As irresistible as the Ashley and Angelina material may be, that stuff is really the icing on Gibney's cake, which is an elegantly told New York fable about a smart, arrogant guy who made a whole lot of the wrong kinds of enemies. "Client 9" builds a forceful, if circumstantial, case around the disclosures that led to Spitzer's downfall. Avowed Spitzer haters like investment banker Ken Langone, former AIG CEO Hank Greenberg and ex-New York Stock Exchange head Dick Grasso were clearly seeking any opportunity to take the governor down, and Langone has made murky comments to the effect that he knew about the prostitution scandal before the news broke. (See, a friend of his was in line behind Spitzer at the post office ... No, really.)
Notorious right-wing political trickster Roger Stone has claimed to be the initial source who told the FBI about Spitzer's dalliances with hookers (and he's definitely the source of the scurrilous knee-socks allegation). Although Stone was an aide and confidante to state Sen. Joe Bruno, one of Spitzer's biggest Albany foes, Stone says he heard about the whole thing on his own, at random, from a hooker in a Miami nightclub. (Given Stone's background and reputation, that part of the story is strangely believable.) Add up all these billionaires, rogues and past and future indictees -- along with a scandal-plagued Justice Department at the tail end of the George W. Bush era, eager to claim the scalp of a leading Democrat -- and the whole thing looks overdetermined, as the Marxists say.
2 comments:
Alex Gibney's film on Spitzer is a total propaganda piece designed to whitewash Spitzer and his betrayal of the public trust.
Gibney even utilizes an actress to play an "anonymous" prostitute who denies that Spitzer cavorted in black knee socks in the boudoir-----a total Hollywood contrivance. The New York Post confirmed with an FBI source that Spitzer frolicked with call girls in his droopy black hosiery!
This movie---like the companion book-- is an intellectually dishonest con-job.
Spitzer is a 24 carat phony, a serial law-breaker, and a hypocrite.

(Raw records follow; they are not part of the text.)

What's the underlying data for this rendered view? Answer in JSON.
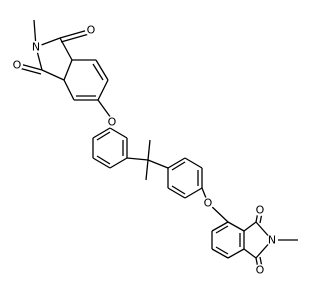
{
  "top_imide": {
    "nitrogen": "N",
    "oxygen_upper": "O",
    "oxygen_lower": "O"
  },
  "ether_oxygen_1": "O",
  "ether_oxygen_2": "O",
  "bottom_imide": {
    "nitrogen": "N",
    "oxygen_upper": "O",
    "oxygen_lower": "O"
  }
}
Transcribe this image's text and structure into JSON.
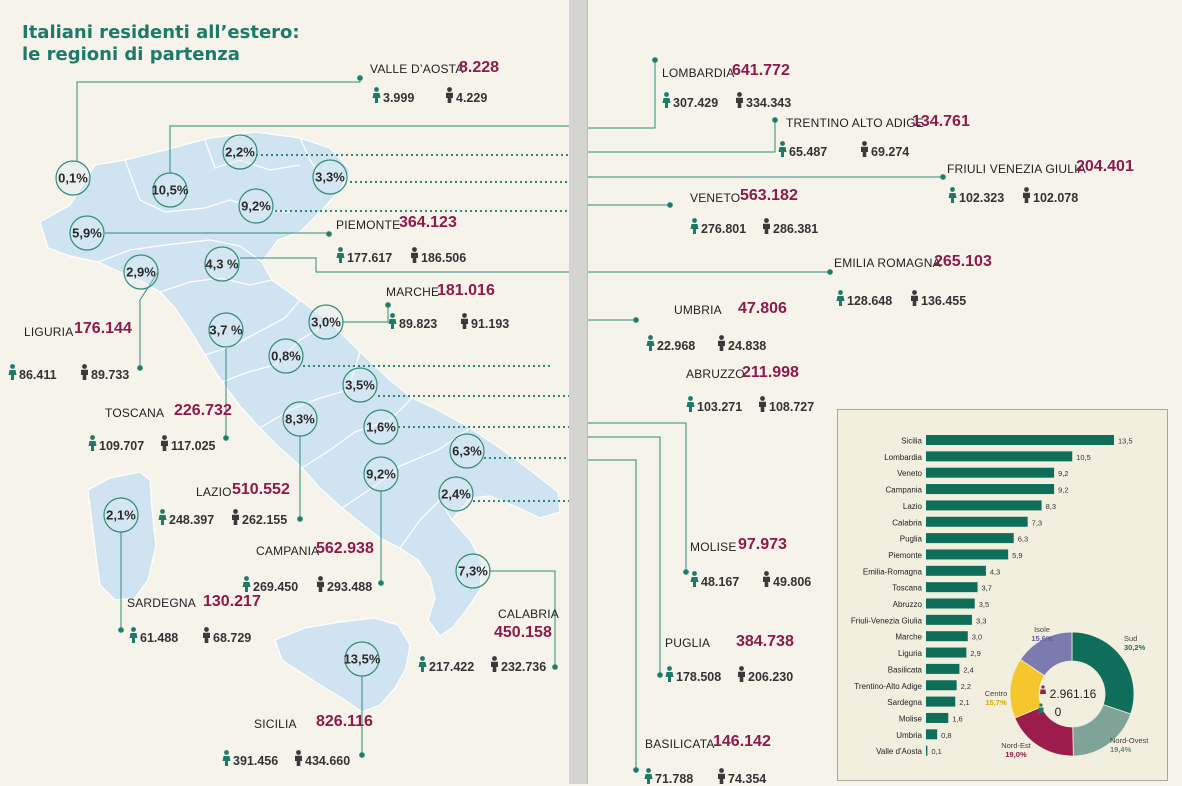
{
  "title_lines": [
    "Italiani residenti all’estero:",
    "le regioni di partenza"
  ],
  "colors": {
    "accent": "#1d7a68",
    "total": "#8c1a4a",
    "map": "#cfe3f0",
    "bar": "#0f6e5a",
    "sud": "#0f6e5a",
    "nord_ovest": "#7fa396",
    "nord_est": "#9c1c4c",
    "centro": "#f6c72d",
    "isole": "#7c7bb0"
  },
  "icons": {
    "female": "female-icon",
    "male": "male-icon"
  },
  "regions": [
    {
      "name": "VALLE D’AOSTA",
      "total": "8.228",
      "female": "3.999",
      "male": "4.229",
      "pct": "0,1%"
    },
    {
      "name": "LOMBARDIA",
      "total": "641.772",
      "female": "307.429",
      "male": "334.343",
      "pct": "10,5%"
    },
    {
      "name": "TRENTINO ALTO ADIGE",
      "total": "134.761",
      "female": "65.487",
      "male": "69.274",
      "pct": "2,2%"
    },
    {
      "name": "FRIULI VENEZIA GIULIA",
      "total": "204.401",
      "female": "102.323",
      "male": "102.078",
      "pct": "3,3%"
    },
    {
      "name": "VENETO",
      "total": "563.182",
      "female": "276.801",
      "male": "286.381",
      "pct": "9,2%"
    },
    {
      "name": "PIEMONTE",
      "total": "364.123",
      "female": "177.617",
      "male": "186.506",
      "pct": "5,9%"
    },
    {
      "name": "EMILIA ROMAGNA",
      "total": "265.103",
      "female": "128.648",
      "male": "136.455",
      "pct": "4,3 %"
    },
    {
      "name": "LIGURIA",
      "total": "176.144",
      "female": "86.411",
      "male": "89.733",
      "pct": "2,9%"
    },
    {
      "name": "MARCHE",
      "total": "181.016",
      "female": "89.823",
      "male": "91.193",
      "pct": "3,0%"
    },
    {
      "name": "UMBRIA",
      "total": "47.806",
      "female": "22.968",
      "male": "24.838",
      "pct": "0,8%"
    },
    {
      "name": "TOSCANA",
      "total": "226.732",
      "female": "109.707",
      "male": "117.025",
      "pct": "3,7 %"
    },
    {
      "name": "ABRUZZO",
      "total": "211.998",
      "female": "103.271",
      "male": "108.727",
      "pct": "3,5%"
    },
    {
      "name": "LAZIO",
      "total": "510.552",
      "female": "248.397",
      "male": "262.155",
      "pct": "8,3%"
    },
    {
      "name": "MOLISE",
      "total": "97.973",
      "female": "48.167",
      "male": "49.806",
      "pct": "1,6%"
    },
    {
      "name": "SARDEGNA",
      "total": "130.217",
      "female": "61.488",
      "male": "68.729",
      "pct": "2,1%"
    },
    {
      "name": "CAMPANIA",
      "total": "562.938",
      "female": "269.450",
      "male": "293.488",
      "pct": "9,2%"
    },
    {
      "name": "PUGLIA",
      "total": "384.738",
      "female": "178.508",
      "male": "206.230",
      "pct": "6,3%"
    },
    {
      "name": "BASILICATA",
      "total": "146.142",
      "female": "71.788",
      "male": "74.354",
      "pct": "2,4%"
    },
    {
      "name": "CALABRIA",
      "total": "450.158",
      "female": "217.422",
      "male": "232.736",
      "pct": "7,3%"
    },
    {
      "name": "SICILIA",
      "total": "826.116",
      "female": "391.456",
      "male": "434.660",
      "pct": "13,5%"
    }
  ],
  "chart_data": [
    {
      "type": "bar",
      "orientation": "horizontal",
      "categories": [
        "Sicilia",
        "Lombardia",
        "Veneto",
        "Campania",
        "Lazio",
        "Calabria",
        "Puglia",
        "Piemonte",
        "Emilia-Romagna",
        "Toscana",
        "Abruzzo",
        "Friuli-Venezia Giulia",
        "Marche",
        "Liguria",
        "Basilicata",
        "Trentino-Alto Adige",
        "Sardegna",
        "Molise",
        "Umbria",
        "Valle d'Aosta"
      ],
      "values": [
        13.5,
        10.5,
        9.2,
        9.2,
        8.3,
        7.3,
        6.3,
        5.9,
        4.3,
        3.7,
        3.5,
        3.3,
        3.0,
        2.9,
        2.4,
        2.2,
        2.1,
        1.6,
        0.8,
        0.1
      ],
      "value_labels": [
        "13,5",
        "10,5",
        "9,2",
        "9,2",
        "8,3",
        "7,3",
        "6,3",
        "5,9",
        "4,3",
        "3,7",
        "3,5",
        "3,3",
        "3,0",
        "2,9",
        "2,4",
        "2,2",
        "2,1",
        "1,6",
        "0,8",
        "0,1"
      ],
      "xlim": [
        0,
        13.5
      ]
    },
    {
      "type": "pie",
      "style": "donut",
      "center_value": "2.961.16",
      "center_value2": "0",
      "slices": [
        {
          "name": "Sud",
          "value": 30.2,
          "label": "30,2%"
        },
        {
          "name": "Nord-Ovest",
          "value": 19.4,
          "label": "19,4%"
        },
        {
          "name": "Nord-Est",
          "value": 19.0,
          "label": "19,0%"
        },
        {
          "name": "Centro",
          "value": 15.7,
          "label": "15,7%"
        },
        {
          "name": "Isole",
          "value": 15.6,
          "label": "15,6%"
        }
      ]
    }
  ]
}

For the truth go to http://stonezone.com/article.php?id=340
The film agrees with you that Spitzer, like Bill Clinton, was guilty of illicit sexual activity. What the film questions is whether the Bush administration, as a favor to powerful white collar criminals who had been prosecuted by Spitzer, went looking for something to pin on Spitzer with the specific purpose of punishing him for going after those criminals.